Paura per la frana di venerdì 13 a Timau

Questa volta a Timau è serpeggiata davvero la paura. Quando intorno alle 20.00 di venerdì 13 marzo, un frastuono indescrivibile ha attirato fuori di casa la gente che, naso all’aria, tentava di penetrare il buio fitto per capire quanta roba stesse precipitando giù dalla montagna, più d’uno, non necessariamente un superstizioso, ha avvertito un brivido di forte apprensione mista al timore che non si trattasse della solita frana degli ultimi tempi, circoscritta nelle dimensioni ed incanalata nella consueta fenditura tra la roccia, che l’avrebbe scodellata più in basso ormai frantumata in mille rivoli farinosi.
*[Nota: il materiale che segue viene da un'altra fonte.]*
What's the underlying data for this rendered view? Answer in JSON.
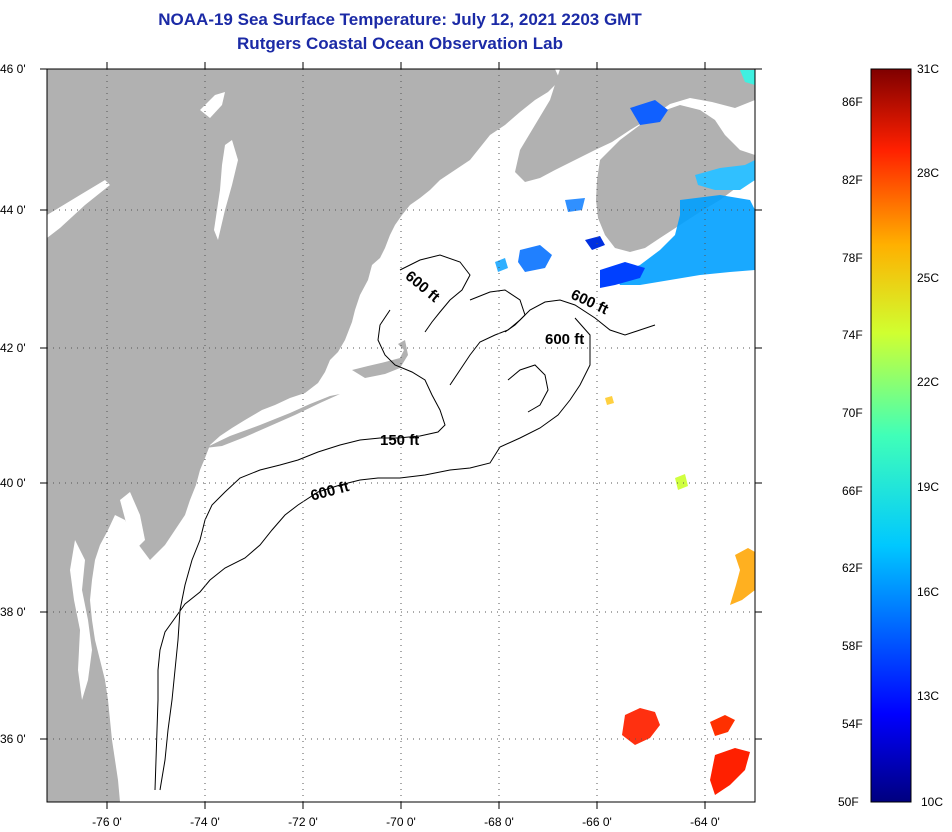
{
  "title": {
    "line1": "NOAA-19 Sea Surface Temperature:  July 12, 2021 2203 GMT",
    "line2": "Rutgers Coastal Ocean Observation Lab"
  },
  "map": {
    "lat_labels": [
      "46 0'",
      "44 0'",
      "42 0'",
      "40 0'",
      "38 0'",
      "36 0'"
    ],
    "lon_labels": [
      "-76 0'",
      "-74 0'",
      "-72 0'",
      "-70 0'",
      "-68 0'",
      "-66 0'",
      "-64 0'"
    ],
    "contour_labels": [
      "600 ft",
      "600 ft",
      "600 ft",
      "150 ft",
      "600 ft"
    ],
    "colors": {
      "land": "#b1b1b1",
      "water": "#ffffff",
      "grid": "#555555"
    }
  },
  "colorbar": {
    "fahrenheit": [
      "86F",
      "82F",
      "78F",
      "74F",
      "70F",
      "66F",
      "62F",
      "58F",
      "54F",
      "50F"
    ],
    "celsius": [
      "31C",
      "28C",
      "25C",
      "22C",
      "19C",
      "16C",
      "13C",
      "10C"
    ]
  }
}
Il rombo che accompagnava il travolgente riversarsi a valle di un fiume di pietre rotolanti su una lettiera impastata di neve e fanghiglia superava di parecchi decibel quello di un paio di settimane orsono, che i timavesi conservavano ancora nell’orecchio della memoria. Gli abitanti del borgo di case sorte in fondo al paese, proprio sotto al Gamspitz, hanno seguito con trepidazione il crescendo sonoro dello scoscendimento, hanno visto sul tratto di strada che costeggia il Fontanone gonfiarsi di colpo una nuvola perlacea di pulviscolo nevoso ed alla fine hanno accompagnato sollevati il progressivo affievolirsi dell’inquietante rumore. Poi, il silenzio. Il sole di sabato mattina ha illuminato il tragitto della frana, indicato da una larga striscia marrone partita dalla “Ganzsbisa” (il prato cresciuto nella conca scavata ai piedi dello svettante monòlito del “Gamspitz”, che adesso è soltanto una fetta di terra nera e graffiata) e stampatasi visibilmente sul fianco roccioso della montagna, fino a lambire il profondo vallo che protegge il paese. Non ci sono stati danni alle case, ad eccezione di lunghi schizzi di fango che hanno imbrattato quelle erette nella parte alta del Pauarn, cosicché non c’è per fortuna nulla da recriminare. Ma se, putacaso, la frana di venerdì e quella precedente di quindici giorni fa si fossero staccate dalla cima del monte contemporaneamente, formando un’unica massa dirompente di neve, terra e sassi? Che cosa ne avrebbe disinnescato la micidiale potenza, se la vegetazione presente su quel tratto di pendio non sembra in grado di fronteggiare efficacemente una simile evenienza, che si spera resti sempre confinata allo stato di ipotesi?